Unlike traditional audits, which provide static pre-launch reports, these detection systems offer ongoing, real-time protection: audits answer "what could go wrong," while detection answers "is something going wrong right now."
Outlook
For DeFi insurance to truly scale, several core challenges must be addressed.
First, underwriting capital currently yields low returns, making it far less attractive than other on-chain opportunities. Whether it’s lending, market making, or yield aggregation, capital often finds higher returns elsewhere.
This brings us back to basic supply and demand: if risk-adjusted compensation for insurance pools isn’t high enough, who will provide capital long-term to bear these tail risks?
Second, for the insurance layer to be effective, the underwriting pool itself must be large enough to cover losses from major security incidents. Black swan events can result in potential losses of hundreds of millions of dollars.
Of course, risk management shouldn’t fall solely on insurance.

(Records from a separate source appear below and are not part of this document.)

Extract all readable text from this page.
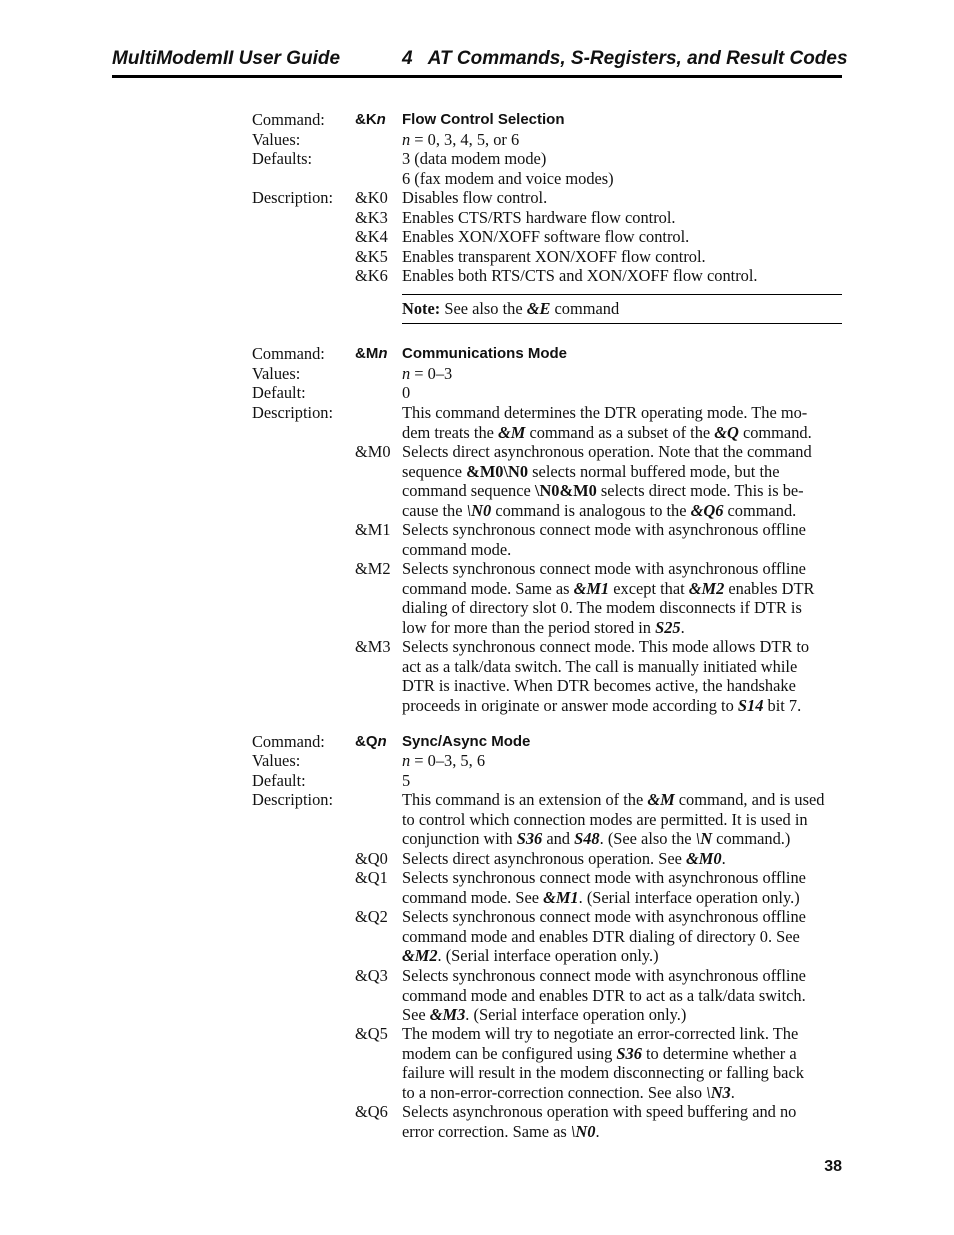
MultiModemII User Guide	4   AT Commands, S-Registers, and Result Codes
Command: &Kn Flow Control Selection
Values:	n = 0, 3, 4, 5, or 6
Defaults:	3 (data modem mode)
6 (fax modem and voice modes)
Description: &K0 Disables flow control.
&K3 Enables CTS/RTS hardware flow control.
&K4 Enables XON/XOFF software flow control.
&K5 Enables transparent XON/XOFF flow control.
&K6 Enables both RTS/CTS and XON/XOFF flow control.
Note: See also the &E command
Command: &Mn Communications Mode
Values:	n = 0–3
Default:	0
Description:	This command determines the DTR operating mode. The mo-
dem treats the &M command as a subset of the &Q command.
&M0 Selects direct asynchronous operation. Note that the command
sequence &M0\N0 selects normal buffered mode, but the
command sequence \N0&M0 selects direct mode. This is be-
cause the \N0 command is analogous to the &Q6 command.
&M1 Selects synchronous connect mode with asynchronous offline
command mode.
&M2 Selects synchronous connect mode with asynchronous offline
command mode. Same as &M1 except that &M2 enables DTR
dialing of directory slot 0. The modem disconnects if DTR is
low for more than the period stored in S25.
&M3 Selects synchronous connect mode. This mode allows DTR to
act as a talk/data switch. The call is manually initiated while
DTR is inactive. When DTR becomes active, the handshake
proceeds in originate or answer mode according to S14 bit 7.
Command: &Qn Sync/Async Mode
Values:	n = 0–3, 5, 6
Default:	5
Description:	This command is an extension of the &M command, and is used
to control which connection modes are permitted. It is used in
conjunction with S36 and S48. (See also the \N command.)
&Q0 Selects direct asynchronous operation. See &M0.
&Q1 Selects synchronous connect mode with asynchronous offline
command mode. See &M1. (Serial interface operation only.)
&Q2 Selects synchronous connect mode with asynchronous offline
command mode and enables DTR dialing of directory 0. See
&M2. (Serial interface operation only.)
&Q3 Selects synchronous connect mode with asynchronous offline
command mode and enables DTR to act as a talk/data switch.
See &M3. (Serial interface operation only.)
&Q5 The modem will try to negotiate an error-corrected link. The
modem can be configured using S36 to determine whether a
failure will result in the modem disconnecting or falling back
to a non-error-correction connection. See also \N3.
&Q6 Selects asynchronous operation with speed buffering and no
error correction. Same as \N0.
38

Protocols must also implement mechanisms like timelocks and withdrawal rate limits to prevent liquidity from being drained instantly in a single event. Still, insurance pools need sufficient scale to provide meaningful protection.
More importantly, compared to TradFi, DeFi faces more frequent security incidents and more diverse attack vectors—meaning the required capital base for insurance is even larger, making scaling more difficult.

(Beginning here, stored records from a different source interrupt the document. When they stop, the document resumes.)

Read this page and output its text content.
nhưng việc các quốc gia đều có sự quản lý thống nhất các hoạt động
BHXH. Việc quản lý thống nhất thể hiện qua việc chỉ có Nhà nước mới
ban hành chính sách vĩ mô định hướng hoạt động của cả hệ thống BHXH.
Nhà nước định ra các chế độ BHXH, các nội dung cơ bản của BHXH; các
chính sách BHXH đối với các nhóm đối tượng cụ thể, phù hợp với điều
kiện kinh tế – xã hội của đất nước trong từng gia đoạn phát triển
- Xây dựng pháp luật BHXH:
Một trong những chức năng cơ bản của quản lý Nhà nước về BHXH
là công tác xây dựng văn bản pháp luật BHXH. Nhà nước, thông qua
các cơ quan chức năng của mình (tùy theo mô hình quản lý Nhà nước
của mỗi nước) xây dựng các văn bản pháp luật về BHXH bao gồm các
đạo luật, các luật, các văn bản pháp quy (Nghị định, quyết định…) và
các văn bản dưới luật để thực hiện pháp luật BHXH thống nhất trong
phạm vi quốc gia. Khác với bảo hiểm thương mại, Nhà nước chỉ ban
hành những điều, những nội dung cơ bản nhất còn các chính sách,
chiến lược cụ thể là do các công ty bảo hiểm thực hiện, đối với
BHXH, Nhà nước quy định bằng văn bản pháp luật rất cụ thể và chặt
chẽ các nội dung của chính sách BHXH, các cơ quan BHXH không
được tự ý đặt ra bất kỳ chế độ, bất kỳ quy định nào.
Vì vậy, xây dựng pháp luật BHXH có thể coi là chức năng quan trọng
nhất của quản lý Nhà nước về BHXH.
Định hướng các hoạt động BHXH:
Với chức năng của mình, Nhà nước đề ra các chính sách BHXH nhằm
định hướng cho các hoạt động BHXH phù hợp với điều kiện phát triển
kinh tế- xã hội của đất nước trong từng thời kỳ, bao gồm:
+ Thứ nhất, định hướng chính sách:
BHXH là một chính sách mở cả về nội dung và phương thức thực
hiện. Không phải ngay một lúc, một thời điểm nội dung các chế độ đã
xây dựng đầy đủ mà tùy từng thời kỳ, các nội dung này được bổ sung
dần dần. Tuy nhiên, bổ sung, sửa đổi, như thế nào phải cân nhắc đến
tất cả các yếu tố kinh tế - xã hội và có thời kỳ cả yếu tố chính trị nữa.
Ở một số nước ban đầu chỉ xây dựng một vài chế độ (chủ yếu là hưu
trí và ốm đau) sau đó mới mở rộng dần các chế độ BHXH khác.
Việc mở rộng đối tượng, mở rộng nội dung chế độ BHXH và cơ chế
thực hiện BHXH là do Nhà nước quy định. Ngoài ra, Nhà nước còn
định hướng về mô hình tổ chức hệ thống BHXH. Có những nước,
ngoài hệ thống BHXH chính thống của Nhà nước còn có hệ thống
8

Third, current DeFi protocols lack robust "loss mitigation structures" at the system design level, making it hard for the insurance layer to price risk effectively.
From an insurance perspective, the key issue isn’t whether attacks will happen, but whether losses can be structurally limited when they do. In reality, many protocols still allow administrators to move large sums, change parameters, or even upgrade contracts in a short time. Once permissions are compromised, losses are often "instantly realized," with loss-given-default (LGD) approaching 100%.
In this scenario, insurance pools are effectively underwriting unlimited tail risk—risk that is nearly impossible to commercialize.
By contrast, if protocols incorporate:
Withdrawal rate limits
Single transaction/daily withdrawal caps
Pre-approved fund flow whitelists
Mandatory timelocks
They can significantly reduce the maximum loss from a single attack, turning "catastrophic" risk into "measurable" risk, and enabling rational insurance pricing.
Fourth, DeFi’s underlying technical architecture still contains many "unknown unknowns," meaning on-chain protocols remain exposed to ever-evolving attack surfaces.
Recent cases illustrate this well: Drift’s breach stemmed from admin key compromise via social engineering, while KelpDAO’s incident involved a critical failure in its 1-of-1 verifier setup. When receiving cross-chain messages via LayerZero, funds were released based solely on a single node’s verification, creating a single point of failure.
Such risks may not stem from code bugs alone but can arise from permission design, cross-chain validation, operational processes, or human error. In short, on-chain protocols face not only "known risks" but also many yet-to-be-identified potential threats.
Even with platforms like Hypernative for real-time security monitoring and tools like Chaos Labs and LlamaRisk for risk assessment, the DeFi risk management framework will require further iteration before it can become truly mature and reliable.